Description of Reference Numerals
[0080] 106 Machine Learning Unit 352 Image Data Management Unit 400 Smartphone 501 Input data 502 Output data 503 Trained model 505 Machine learning information 603 Provenance information 604 Image data
Claims
1. A generation means for generating output data output from a learned model of machine learning as content; An information processing apparatus comprising: an imparting means for imparting machine learning information regarding the learned model of the machine learning to the generated content.

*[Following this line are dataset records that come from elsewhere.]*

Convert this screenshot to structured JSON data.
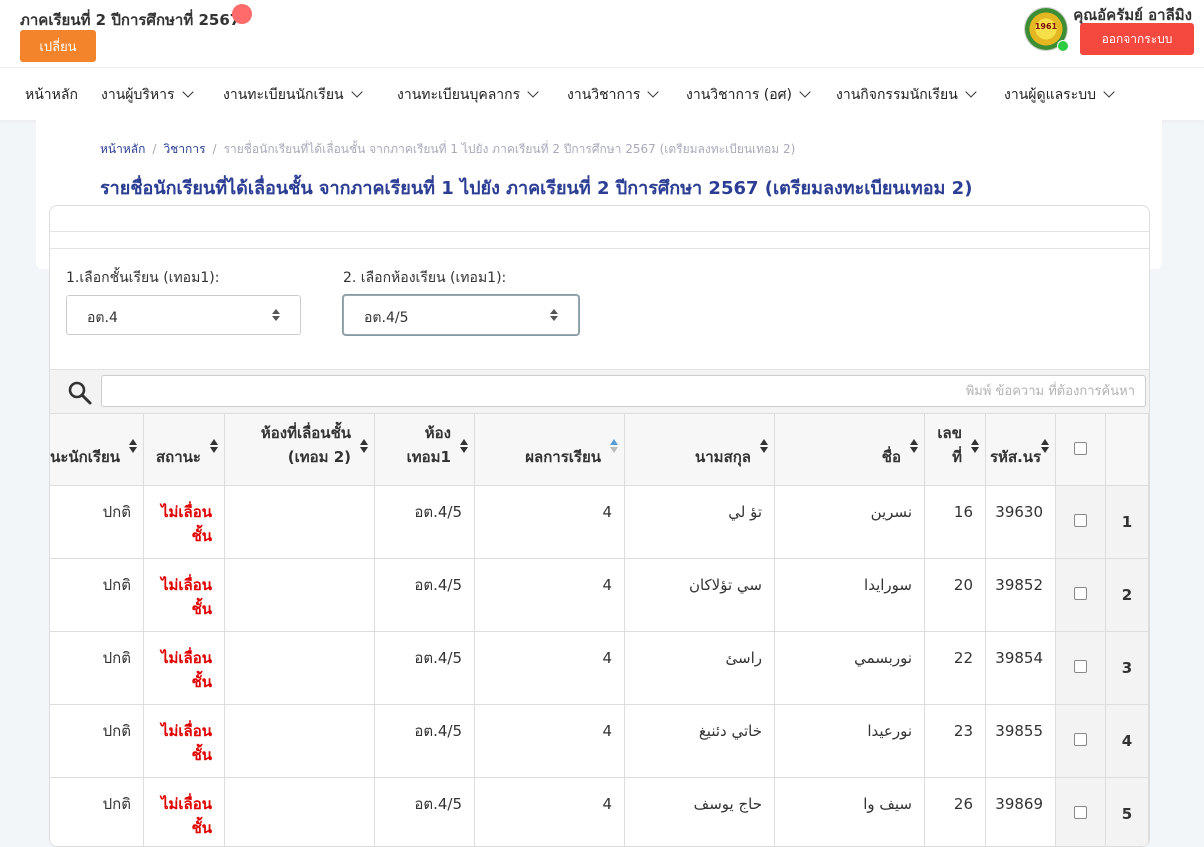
{
  "header": {
    "term_title": "ภาคเรียนที่ 2 ปีการศึกษาที่ 2567",
    "change_label": "เปลี่ยน",
    "user_name": "คุณอัครัมย์ อาลีมิง",
    "logout_label": "ออกจากระบบ",
    "logo_text": "1961"
  },
  "nav": {
    "items": [
      {
        "label": "หน้าหลัก"
      },
      {
        "label": "งานผู้บริหาร"
      },
      {
        "label": "งานทะเบียนนักเรียน"
      },
      {
        "label": "งานทะเบียนบุคลากร"
      },
      {
        "label": "งานวิชาการ"
      },
      {
        "label": "งานวิชาการ (อศ)"
      },
      {
        "label": "งานกิจกรรมนักเรียน"
      },
      {
        "label": "งานผู้ดูแลระบบ"
      }
    ]
  },
  "breadcrumb": {
    "home": "หน้าหลัก",
    "section": "วิชาการ",
    "current": "รายชื่อนักเรียนที่ได้เลื่อนชั้น จากภาคเรียนที่ 1 ไปยัง ภาคเรียนที่ 2 ปีการศึกษา 2567 (เตรียมลงทะเบียนเทอม 2)"
  },
  "page_title": "รายชื่อนักเรียนที่ได้เลื่อนชั้น จากภาคเรียนที่ 1 ไปยัง ภาคเรียนที่ 2 ปีการศึกษา 2567 (เตรียมลงทะเบียนเทอม 2)",
  "form": {
    "class_label": "1.เลือกชั้นเรียน (เทอม1):",
    "class_value": "อต.4",
    "room_label": "2. เลือกห้องเรียน (เทอม1):",
    "room_value": "อต.4/5"
  },
  "search": {
    "placeholder": "พิมพ์ ข้อความ ที่ต้องการค้นหา"
  },
  "table": {
    "headers": {
      "student_status": "สถานะนักเรียน",
      "status": "สถานะ",
      "promoted_room": "ห้องที่เลื่อนชั้น (เทอม 2)",
      "room_term1": "ห้อง เทอม1",
      "result": "ผลการเรียน",
      "surname": "นามสกุล",
      "first_name": "ชื่อ",
      "number": "เลขที่",
      "student_id": "รหัส.นร"
    },
    "rows": [
      {
        "index": "1",
        "student_id": "39630",
        "number": "16",
        "first_name": "نسرين",
        "surname": "تؤ لي",
        "result": "4",
        "room_term1": "อต.4/5",
        "promoted_room": "",
        "status": "ไม่เลื่อนชั้น",
        "student_status": "ปกติ"
      },
      {
        "index": "2",
        "student_id": "39852",
        "number": "20",
        "first_name": "سورايدا",
        "surname": "سي تؤلاكان",
        "result": "4",
        "room_term1": "อต.4/5",
        "promoted_room": "",
        "status": "ไม่เลื่อนชั้น",
        "student_status": "ปกติ"
      },
      {
        "index": "3",
        "student_id": "39854",
        "number": "22",
        "first_name": "نوربسمي",
        "surname": "راسئ",
        "result": "4",
        "room_term1": "อต.4/5",
        "promoted_room": "",
        "status": "ไม่เลื่อนชั้น",
        "student_status": "ปกติ"
      },
      {
        "index": "4",
        "student_id": "39855",
        "number": "23",
        "first_name": "نورعيدا",
        "surname": "خاتي دئنيغ",
        "result": "4",
        "room_term1": "อต.4/5",
        "promoted_room": "",
        "status": "ไม่เลื่อนชั้น",
        "student_status": "ปกติ"
      },
      {
        "index": "5",
        "student_id": "39869",
        "number": "26",
        "first_name": "سيف وا",
        "surname": "حاج يوسف",
        "result": "4",
        "room_term1": "อต.4/5",
        "promoted_room": "",
        "status": "ไม่เลื่อนชั้น",
        "student_status": "ปกติ"
      }
    ]
  },
  "colors": {
    "accent_orange": "#f4842b",
    "logout_red": "#f5483f",
    "title_blue": "#2c3e94",
    "status_red": "#e00000"
  }
}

2. The information processing apparatus according to claim 1, wherein the generation means creates the learned model using first image data as input data, and generates second image data different from the first image data, which is the output data output from the learned model, as the content.
3. The information processing apparatus according to claim 1, wherein the machine learning information includes information indicating a storage location where the learned model is stored.
4. The information processing apparatus according to claim 1, wherein the machine learning information includes information indicating a storage location where input data used for creating the learned model is stored.
5. The information processing apparatus according to claim 2, further comprising an acquisition means for acquiring the input data from an external device different from the information processing apparatus.
6. The information processing apparatus according to claim 1, wherein the imparting means further imparts a hash value of the content to the content.
7. The information processing apparatus according to claim 6, wherein the imparting means further imparts a digital signature obtained by encrypting the hash value with a private key to the content.
8. The information processing apparatus further comprising a transmission means for transmitting data input to the learned model for generating the content by the generation means to an external device, The information processing apparatus according to claim 1, wherein the imparting means further imparts information indicating the location of the external device to the generated content.
9. The information processing apparatus according to claim 1, wherein the imparting means imparts at least a part of the machine learning information in a reduced or compressed state.
10. A method for controlling an information processing apparatus, comprising: A generation step of generating output data output from a learned model of machine learning as content; An imparting step of imparting machine learning information regarding the learned model of the machine learning to the generated content.
11. A program for causing a computer to execute each means of the information processing apparatus according to claim 1.